ESTERNO GIORNO, LA DIGUE SEYCHELLES






L'acqua cristallina, di quell'azzurro che quasi infastidisce gli occhi.
Il sole allo zenit, con quel riflesso che nemmeno i più super specializzati occhiali da sole avrebbe diminuito.
L'aria perfetta.
Una brezza marina tipica dell'isola, il profumo di mare mescolato a quello del pesce fritto del baracchino lì di fronte.
Risate di bambini in lontananza, sabbia calda sotto i piedi, la pelle dorata ingorda di raggi caldi, quasi a farne scorta per l'inverno.

Siamo a La Digue, un'incantevole isola dell'arcipelago delle Seychelles.

Le pinne sotto l'albero sono un invito, e il ragazzo non tarda a prenderle in mano, a scuoterle dalla sabbia che con un alito di vento si è intrufolata all'interno.
Prende anche la maschera, e aggiusta il boccaglio, staccato. 
La salsedine ha lasciato degli aloni, che di lì a poco scompariranno, sciolti nell'acqua del mare. 

Un passo dopo l'altro e le orme si imprimono sulla finissima sabbia bianca.
Sulla riva l'acqua lava via le ultime impronte, e richiama a sé i piedi caldi per portarli tra le onde, fino alla barriera dove rocce e coralli dai mille colori respirano la luce filtrata dal mare.
Pesci danzano al passaggio del ragazzo, con gesti cauti attenti a non sfiorarlo, quasi a fare le feste ad un migliore amico.
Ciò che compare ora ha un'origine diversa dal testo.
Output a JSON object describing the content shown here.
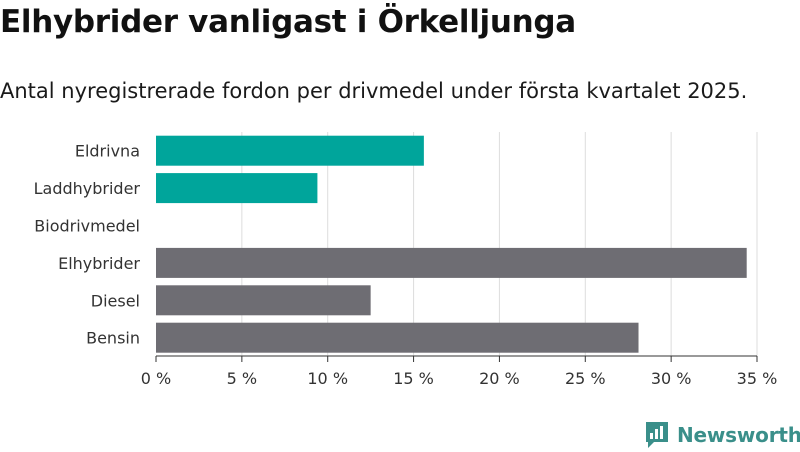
{
  "title": "Elhybrider vanligast i Örkelljunga",
  "subtitle": "Antal nyregistrerade fordon per drivmedel under första kvartalet 2025.",
  "brand": {
    "name": "Newsworthy",
    "icon": "newsworthy-logo-icon",
    "color": "#3a8f8a"
  },
  "chart_data": {
    "type": "bar",
    "orientation": "horizontal",
    "categories": [
      "Eldrivna",
      "Laddhybrider",
      "Biodrivmedel",
      "Elhybrider",
      "Diesel",
      "Bensin"
    ],
    "values": [
      15.6,
      9.4,
      0,
      34.4,
      12.5,
      28.1
    ],
    "colors": [
      "#00a59b",
      "#00a59b",
      "#00a59b",
      "#6e6d73",
      "#6e6d73",
      "#6e6d73"
    ],
    "xlim": [
      0,
      35
    ],
    "ticks": [
      0,
      5,
      10,
      15,
      20,
      25,
      30,
      35
    ],
    "tick_labels": [
      "0 %",
      "5 %",
      "10 %",
      "15 %",
      "20 %",
      "25 %",
      "30 %",
      "35 %"
    ],
    "grid": true,
    "xlabel": "",
    "ylabel": ""
  }
}
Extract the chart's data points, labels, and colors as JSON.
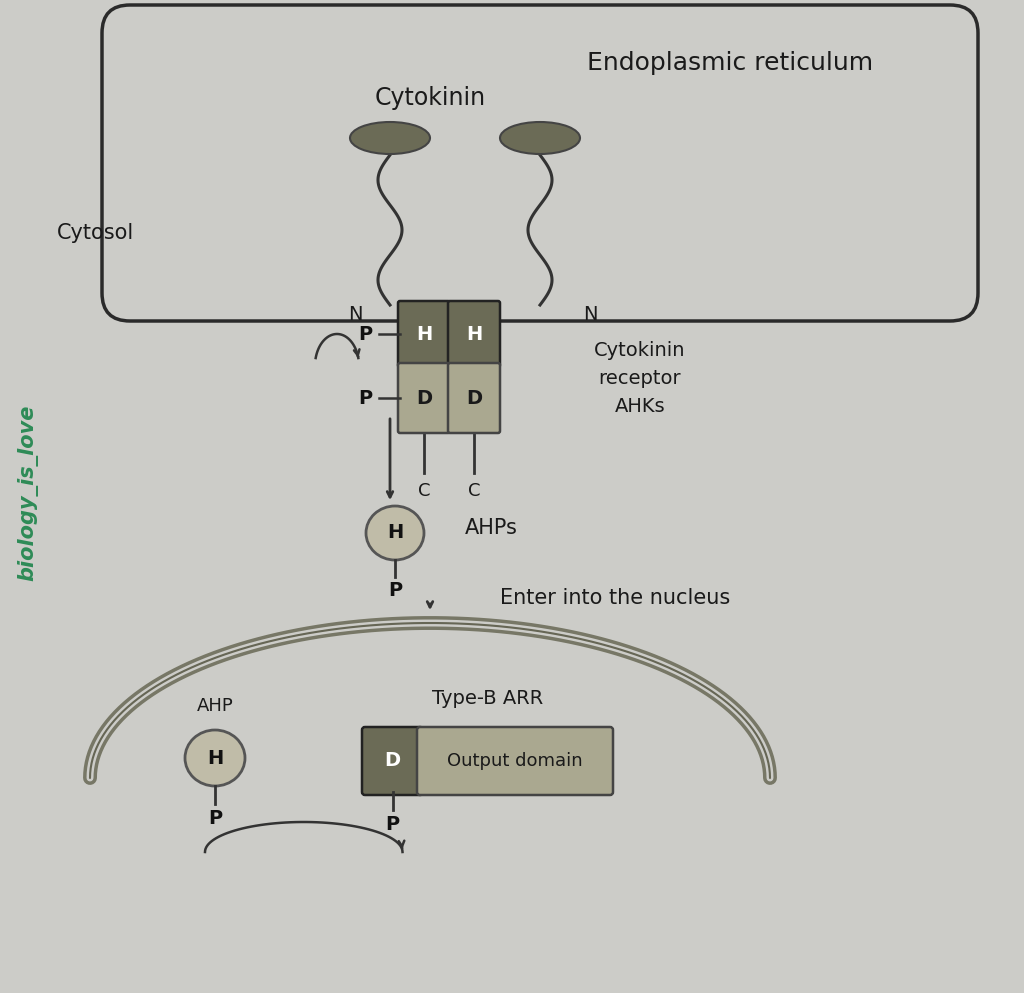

Sulla barriera, lui infila le pinne, mette la maschera, e via, si lascia cullare dalle onde appena accennate. Entra ed esce con la testa dall'acqua per testare che la maschera non faccia entrare acqua.

Tutto ok.
Anche il suo respiro.

Il ragazzo resta in acqua un tempo indefinito. Chi è in simbiosi con il mare perde la cognizione dei minuti, tutto è ovattato, quasi un mondo parallelo.

Il sole non è più allo zenit, ma scalda ancora molto.



Bella questa immagine vero? Potrebbe essere la scena di un film o un capitolo di un libro.
Invece è un'immagine reale che mi si pone davanti.
E io adoro nutrirmi di particolari, osservare, pensare.

Un'onda più forzuta delle altre però spinge il ragazzo sopra le rocce, dove l'acqua è troppo bassa per nuotare e con le pinne rialzarsi è un poco ostico. Cercando di restare in acque più profonde inevitabilmente finisce a contatto con il corallo.

Torna a riva con un piede zoppicante e un rivolo di sangue che dal fianco scende giù per la gamba, prende l'asciugamano per pulirsi, ma non basta. 
Sanguina ancora, e dall'espressione corrugata del viso, soffre. 
Leggermente, ma soffre...
Si siede sulla sabbia e si toglie le pinne.
Qualcosa non va, lo vedo chino che si ispeziona la pianta del piede.
Arriva anche la sua amante, amica, compagna di viaggio.
Preoccupata cerca di aiutarlo in qualche modo, mentre il fianco sanguina ancora, e il piede zoppica ancora.

Una ferita da corallo nel fianco, che necessita di qualche punto di sutura, e qualche graffio dovuto agli aculei di un riccio di mare sul tallone.

Lo rivedo la sera, con il piede sul tavolo di Marston, proprietario di un noto ristorante del luogo. Marston dirige un'operazione chirurgica a base di limone e pinzette mentre beve una birra impartendo ordini alla sua collaboratrice più fidata. Non queste pinze, le altre. Più limone. Lì sulle ferite. Dopo qualche minuto il ragazzo si rialza, visibilmente sollevato. 
Gli chiedo come sta. Mi risponde che è stato all'ospedale, dove se l'è cavata con qualche punto e una dose di antibiotici per il taglio sul fianco, e che si è accorto solo successivamente che sul piede non aveva semplici graffi, ma qualche aculeo conficcato. Ecco perché ha approfittato delle cure di Marston.

Anche il mare nasconde pericoli.
Anche una semplice nuotata può finire con qualche ferita.
L'importante è saper capire quando è il caso di consultare una struttura ospedaliera, non improvvisarsi dottori.

Io, per esempio, stipulo prima di partire un'assicurazione di viaggio, per ogni imprevisto che può accadere anche in un paradiso come le Seychelles.